Two men were indicted Wednesday on federal charges in the deaths of 53 migrants who died after the tractor-trailer they were in was found abandoned in San Antonio last month, federal prosecutors said.
Homero Zamorano Jr., 46, and Christian Martinez, 28, had previously been charged, but a federal grand jury on Wednesday returned indictments against both that could result in life in prison or the death penalty, the U.S. Attorney’s Office for the Western District of Texas said.
The June 27 incident is believed to be the deadliest human smuggling cases in modern U.S. history.
Fifty adults and three children died after the vehicle was found in San Antonio, officials have said.
Zamorano, of Pasadena, Texas, and Martinez, of Palestine, Texas, were indicted on charges of conspiracy to transport illegal aliens resulting in death, transportation of illegal aliens resulting in death, and other counts, the U.S. attorney’s office said.
Those two counts carry up to life in prison or the death penalty, prosecutors said.
Attorneys representing both men did not immediately return requests for comment Wednesday.
Zamorano matched the description and was wearing the same clothes as the driver of the vehicle, seen in surveillance video at an immigration checkpoint, prosecutors have said.
He was allegedly seen hiding in brush and was arrested by San Antonio police who responded to the truck, according to court documents.
Martinez’ phone showed he communicated with Zamorano, asking where he was, and a confidential informant allegedly told investigators that Martinez admitted being involved and that he identified the driver as “Homer,” according to a criminal complaint.
According to the criminal complaint, Martinez “said the driver was unaware the air conditioning unit stopped working and was the reason why the individuals died.”
The truck was found in an undeveloped area of southwest San Antonio near railroad tracks.
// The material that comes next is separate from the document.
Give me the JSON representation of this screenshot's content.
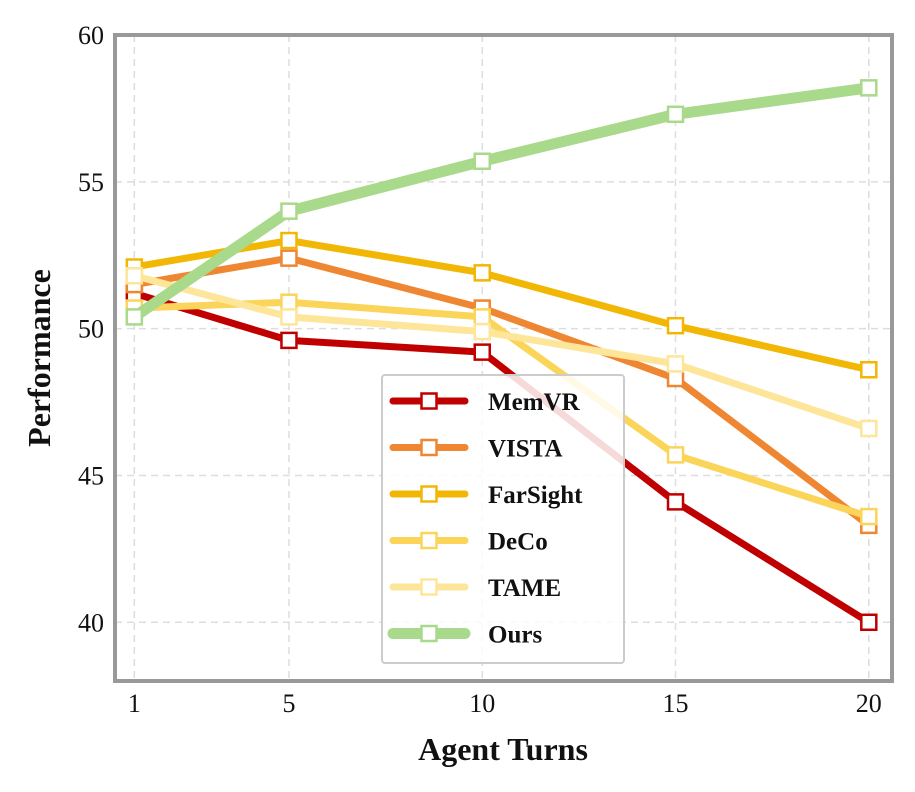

A person who works in the area reported hearing a cry for help and spotted at least one body, officials have said.
Police and fire officials described arriving to find bodies inside the tractor-trailer, and patients who were hot to the touch.
In addition to the charges related to the deaths, both men were also indicted on one count each of conspiracy and transportation of illegal aliens resulting in serious bodily injury and placing lives in jeopardy, prosecutors said. Those counts can carry up to 20 years in prison each.
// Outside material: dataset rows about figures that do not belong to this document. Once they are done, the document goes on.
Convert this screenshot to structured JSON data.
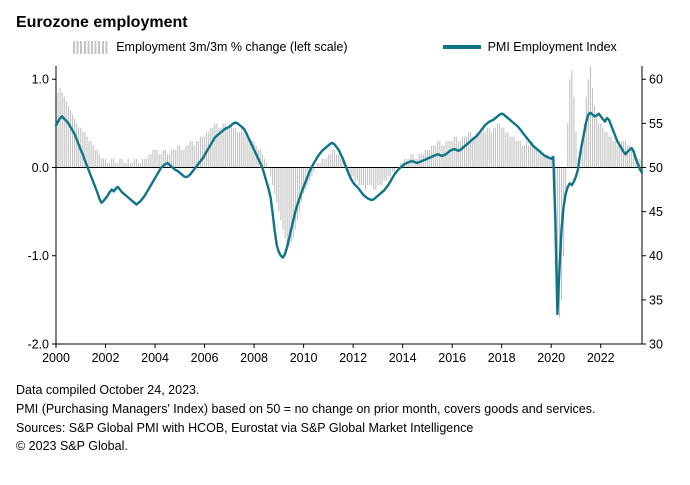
{
  "title": "Eurozone employment",
  "legend": {
    "bars_label": "Employment 3m/3m % change (left scale)",
    "line_label": "PMI Employment Index"
  },
  "footer": {
    "line1": "Data compiled October 24, 2023.",
    "line2": "PMI (Purchasing Managers' Index) based on 50 = no change on prior month, covers goods and services.",
    "line3": "Sources: S&P Global PMI with HCOB, Eurostat via S&P Global Market Intelligence",
    "line4": "© 2023 S&P Global."
  },
  "chart_data": {
    "type": "bar",
    "subtype": "bar+line dual axis",
    "frequency": "monthly",
    "x_start": "2000-01",
    "x_end": "2023-09",
    "n_points": 285,
    "grid": false,
    "zero_line": true,
    "left_axis": {
      "label": "Employment 3m/3m % change",
      "tick_labels": [
        "1.0",
        "0.0",
        "-1.0",
        "-2.0"
      ],
      "tick_values": [
        1.0,
        0.0,
        -1.0,
        -2.0
      ],
      "range": [
        -2.0,
        1.15
      ]
    },
    "right_axis": {
      "label": "PMI Employment Index",
      "tick_labels": [
        "60",
        "55",
        "50",
        "45",
        "40",
        "35",
        "30"
      ],
      "tick_values": [
        60,
        55,
        50,
        45,
        40,
        35,
        30
      ],
      "range": [
        30,
        61.5
      ]
    },
    "x_ticks": [
      {
        "label": "2000",
        "month_index": 0
      },
      {
        "label": "2002",
        "month_index": 24
      },
      {
        "label": "2004",
        "month_index": 48
      },
      {
        "label": "2006",
        "month_index": 72
      },
      {
        "label": "2008",
        "month_index": 96
      },
      {
        "label": "2010",
        "month_index": 120
      },
      {
        "label": "2012",
        "month_index": 144
      },
      {
        "label": "2014",
        "month_index": 168
      },
      {
        "label": "2016",
        "month_index": 192
      },
      {
        "label": "2018",
        "month_index": 216
      },
      {
        "label": "2020",
        "month_index": 240
      },
      {
        "label": "2022",
        "month_index": 264
      }
    ],
    "series": [
      {
        "name": "Employment 3m/3m % change (left scale)",
        "type": "bar",
        "axis": "left",
        "color": "#c4c4c4",
        "values": [
          0.8,
          0.85,
          0.9,
          0.85,
          0.8,
          0.75,
          0.7,
          0.65,
          0.6,
          0.55,
          0.5,
          0.45,
          0.45,
          0.4,
          0.4,
          0.35,
          0.3,
          0.3,
          0.25,
          0.2,
          0.2,
          0.15,
          0.1,
          0.1,
          0.1,
          0.05,
          0.05,
          0.1,
          0.1,
          0.05,
          0.05,
          0.1,
          0.1,
          0.05,
          0.05,
          0.1,
          0.05,
          0.05,
          0.1,
          0.1,
          0.05,
          0.05,
          0.1,
          0.1,
          0.1,
          0.15,
          0.15,
          0.2,
          0.2,
          0.2,
          0.15,
          0.15,
          0.2,
          0.2,
          0.15,
          0.15,
          0.2,
          0.2,
          0.2,
          0.25,
          0.25,
          0.2,
          0.2,
          0.25,
          0.25,
          0.3,
          0.3,
          0.25,
          0.3,
          0.3,
          0.35,
          0.35,
          0.35,
          0.4,
          0.4,
          0.45,
          0.45,
          0.5,
          0.5,
          0.45,
          0.45,
          0.5,
          0.5,
          0.45,
          0.5,
          0.5,
          0.45,
          0.45,
          0.4,
          0.4,
          0.45,
          0.4,
          0.35,
          0.35,
          0.3,
          0.3,
          0.3,
          0.25,
          0.2,
          0.2,
          0.15,
          0.1,
          0.05,
          0.0,
          -0.1,
          -0.2,
          -0.3,
          -0.4,
          -0.5,
          -0.6,
          -0.7,
          -0.8,
          -0.85,
          -0.9,
          -0.85,
          -0.8,
          -0.7,
          -0.6,
          -0.5,
          -0.4,
          -0.3,
          -0.25,
          -0.2,
          -0.15,
          -0.1,
          -0.05,
          0.0,
          0.05,
          0.05,
          0.1,
          0.1,
          0.1,
          0.15,
          0.15,
          0.2,
          0.2,
          0.15,
          0.15,
          0.1,
          0.1,
          0.05,
          0.0,
          -0.05,
          -0.1,
          -0.1,
          -0.15,
          -0.15,
          -0.2,
          -0.2,
          -0.2,
          -0.25,
          -0.2,
          -0.2,
          -0.2,
          -0.25,
          -0.25,
          -0.2,
          -0.2,
          -0.2,
          -0.15,
          -0.15,
          -0.1,
          -0.1,
          -0.05,
          -0.05,
          0.0,
          0.0,
          0.05,
          0.05,
          0.1,
          0.1,
          0.1,
          0.15,
          0.15,
          0.1,
          0.1,
          0.15,
          0.15,
          0.15,
          0.2,
          0.2,
          0.2,
          0.25,
          0.25,
          0.25,
          0.3,
          0.3,
          0.25,
          0.25,
          0.3,
          0.3,
          0.3,
          0.3,
          0.35,
          0.35,
          0.3,
          0.3,
          0.35,
          0.35,
          0.35,
          0.4,
          0.4,
          0.35,
          0.35,
          0.4,
          0.4,
          0.45,
          0.45,
          0.4,
          0.45,
          0.45,
          0.4,
          0.45,
          0.45,
          0.5,
          0.5,
          0.45,
          0.45,
          0.4,
          0.4,
          0.35,
          0.35,
          0.35,
          0.3,
          0.3,
          0.3,
          0.25,
          0.25,
          0.3,
          0.25,
          0.25,
          0.3,
          0.25,
          0.2,
          0.2,
          0.2,
          0.15,
          0.15,
          0.15,
          0.1,
          0.1,
          0.05,
          -0.5,
          -1.4,
          -1.7,
          -1.5,
          -1.0,
          -0.3,
          0.5,
          1.0,
          1.1,
          0.8,
          0.4,
          0.1,
          0.0,
          0.2,
          0.5,
          0.8,
          1.0,
          1.15,
          0.9,
          0.7,
          0.6,
          0.5,
          0.5,
          0.45,
          0.4,
          0.4,
          0.35,
          0.35,
          0.3,
          0.3,
          0.25,
          0.25,
          0.3,
          0.3,
          0.3,
          0.25,
          0.25,
          0.2,
          0.2,
          0.15,
          0.1,
          0.1,
          0.05
        ]
      },
      {
        "name": "PMI Employment Index",
        "type": "line",
        "axis": "right",
        "color": "#0e7588",
        "values": [
          54.8,
          55.2,
          55.6,
          55.8,
          55.5,
          55.3,
          55.0,
          54.6,
          54.2,
          53.8,
          53.2,
          52.6,
          52.0,
          51.5,
          50.8,
          50.2,
          49.6,
          49.0,
          48.4,
          47.8,
          47.2,
          46.5,
          46.0,
          46.2,
          46.5,
          46.8,
          47.2,
          47.5,
          47.3,
          47.6,
          47.8,
          47.5,
          47.2,
          47.0,
          46.8,
          46.6,
          46.4,
          46.2,
          46.0,
          45.8,
          46.0,
          46.2,
          46.5,
          46.8,
          47.2,
          47.6,
          48.0,
          48.4,
          48.8,
          49.2,
          49.6,
          50.0,
          50.2,
          50.4,
          50.5,
          50.3,
          50.1,
          49.9,
          49.7,
          49.6,
          49.4,
          49.2,
          49.0,
          48.9,
          49.0,
          49.2,
          49.5,
          49.8,
          50.1,
          50.4,
          50.7,
          51.0,
          51.4,
          51.8,
          52.2,
          52.6,
          53.0,
          53.4,
          53.6,
          53.8,
          54.0,
          54.2,
          54.4,
          54.5,
          54.6,
          54.8,
          55.0,
          55.1,
          55.0,
          54.8,
          54.6,
          54.4,
          54.0,
          53.5,
          53.0,
          52.5,
          52.0,
          51.5,
          51.0,
          50.5,
          50.0,
          49.2,
          48.4,
          47.6,
          46.6,
          44.8,
          42.8,
          41.2,
          40.4,
          40.0,
          39.8,
          40.2,
          41.0,
          42.0,
          43.0,
          44.0,
          45.0,
          45.8,
          46.5,
          47.2,
          47.8,
          48.4,
          49.0,
          49.6,
          50.1,
          50.5,
          50.9,
          51.3,
          51.6,
          51.9,
          52.1,
          52.3,
          52.5,
          52.7,
          52.8,
          52.6,
          52.3,
          52.0,
          51.5,
          51.0,
          50.4,
          49.8,
          49.2,
          48.7,
          48.3,
          48.0,
          47.8,
          47.5,
          47.2,
          46.9,
          46.7,
          46.5,
          46.4,
          46.3,
          46.4,
          46.6,
          46.8,
          47.0,
          47.2,
          47.4,
          47.7,
          48.0,
          48.4,
          48.8,
          49.2,
          49.5,
          49.8,
          50.0,
          50.2,
          50.4,
          50.5,
          50.6,
          50.7,
          50.7,
          50.6,
          50.5,
          50.6,
          50.7,
          50.8,
          50.9,
          51.0,
          51.1,
          51.2,
          51.3,
          51.4,
          51.5,
          51.4,
          51.3,
          51.4,
          51.5,
          51.7,
          51.9,
          52.0,
          52.1,
          52.0,
          51.9,
          52.0,
          52.2,
          52.4,
          52.6,
          52.8,
          53.0,
          53.2,
          53.4,
          53.6,
          53.9,
          54.2,
          54.5,
          54.8,
          55.0,
          55.2,
          55.3,
          55.4,
          55.6,
          55.8,
          56.0,
          56.1,
          56.0,
          55.8,
          55.6,
          55.4,
          55.2,
          55.0,
          54.8,
          54.6,
          54.3,
          54.0,
          53.7,
          53.4,
          53.1,
          52.8,
          52.5,
          52.3,
          52.1,
          51.9,
          51.7,
          51.5,
          51.3,
          51.2,
          51.1,
          51.0,
          51.2,
          44.0,
          33.4,
          38.5,
          43.0,
          45.5,
          47.0,
          47.8,
          48.2,
          48.0,
          48.4,
          49.0,
          49.8,
          51.5,
          52.8,
          54.0,
          55.2,
          56.0,
          56.2,
          56.0,
          55.8,
          55.9,
          56.1,
          55.8,
          55.5,
          55.2,
          55.6,
          55.4,
          54.8,
          54.2,
          53.6,
          53.0,
          52.6,
          52.2,
          51.8,
          51.5,
          51.8,
          52.0,
          52.2,
          51.8,
          51.0,
          50.4,
          49.8,
          49.4
        ]
      }
    ]
  }
}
Two other men arrested in connection with the investigation into the smuggling incident were indicted on weapons charges Wednesday, prosecutors said.
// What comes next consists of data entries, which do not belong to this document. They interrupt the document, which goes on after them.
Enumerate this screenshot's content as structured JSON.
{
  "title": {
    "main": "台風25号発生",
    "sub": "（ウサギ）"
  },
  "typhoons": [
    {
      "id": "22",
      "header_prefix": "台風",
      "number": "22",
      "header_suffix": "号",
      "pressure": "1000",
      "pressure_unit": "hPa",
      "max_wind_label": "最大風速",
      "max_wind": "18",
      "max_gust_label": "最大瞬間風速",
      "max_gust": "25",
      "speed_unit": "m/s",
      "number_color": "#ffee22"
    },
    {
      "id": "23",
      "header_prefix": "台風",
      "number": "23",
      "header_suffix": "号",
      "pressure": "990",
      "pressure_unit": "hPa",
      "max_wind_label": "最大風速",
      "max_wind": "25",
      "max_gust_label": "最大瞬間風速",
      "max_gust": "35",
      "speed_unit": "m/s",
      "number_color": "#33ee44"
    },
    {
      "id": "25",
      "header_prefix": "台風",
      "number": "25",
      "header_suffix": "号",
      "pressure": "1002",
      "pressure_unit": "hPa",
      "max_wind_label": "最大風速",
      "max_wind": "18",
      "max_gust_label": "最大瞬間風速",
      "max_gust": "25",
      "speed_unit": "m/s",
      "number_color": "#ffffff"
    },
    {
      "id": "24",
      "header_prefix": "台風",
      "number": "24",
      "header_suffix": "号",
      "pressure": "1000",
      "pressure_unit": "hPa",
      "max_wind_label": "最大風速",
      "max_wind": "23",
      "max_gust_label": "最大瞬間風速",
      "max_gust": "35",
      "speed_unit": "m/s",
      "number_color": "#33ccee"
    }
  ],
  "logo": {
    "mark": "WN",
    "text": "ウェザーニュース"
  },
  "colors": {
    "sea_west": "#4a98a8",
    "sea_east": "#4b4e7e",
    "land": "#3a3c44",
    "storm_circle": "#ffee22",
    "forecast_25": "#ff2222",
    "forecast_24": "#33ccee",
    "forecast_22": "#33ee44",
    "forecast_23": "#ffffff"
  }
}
Juan Francisco D’Luna-Bilbao and Juan Claudio D’Luna-Mendez are charged with one count each of possession of a firearm while unlawfully present in the United States, the U.S. attorney’s office said.
They are Mexican citizens who said they overstayed their visas, according to a criminal complaint previously filed against them.
The men were taken into custody in separate traffic stops after they left the San Antonio home listed on the registration for the tractor-trailer, the U.S. attorney’s office said.
A handgun was found in the truck D’Luna-Bilbao was driving, and other guns were found at that home, according to court documents.
Neither is charged in the human smuggling. The firearms charge carries a maximum sentence of 10 years in prison, the U.S. attorney’s office said.
Most of those who died were from Mexico and Guatemala. Of the 53, 26 were citizens of Mexico, 21 were citizens of Guatemala, and six were citizens of Honduras, the Bexar County Medical Examiner’s Office said.
Their ages ranged from 13 to 55. Ten other adults and one child were injured, officials said.
In a 2003 case in Texas, 19 people died after being left inside an airtight truck-trailer, in what was then called the nation’s deadliest smuggling attempt.
Seventeen of the more than 70 people inside died before the abandoned truck was discovered, and two more people died later. The truck driver was sentenced to life in prison.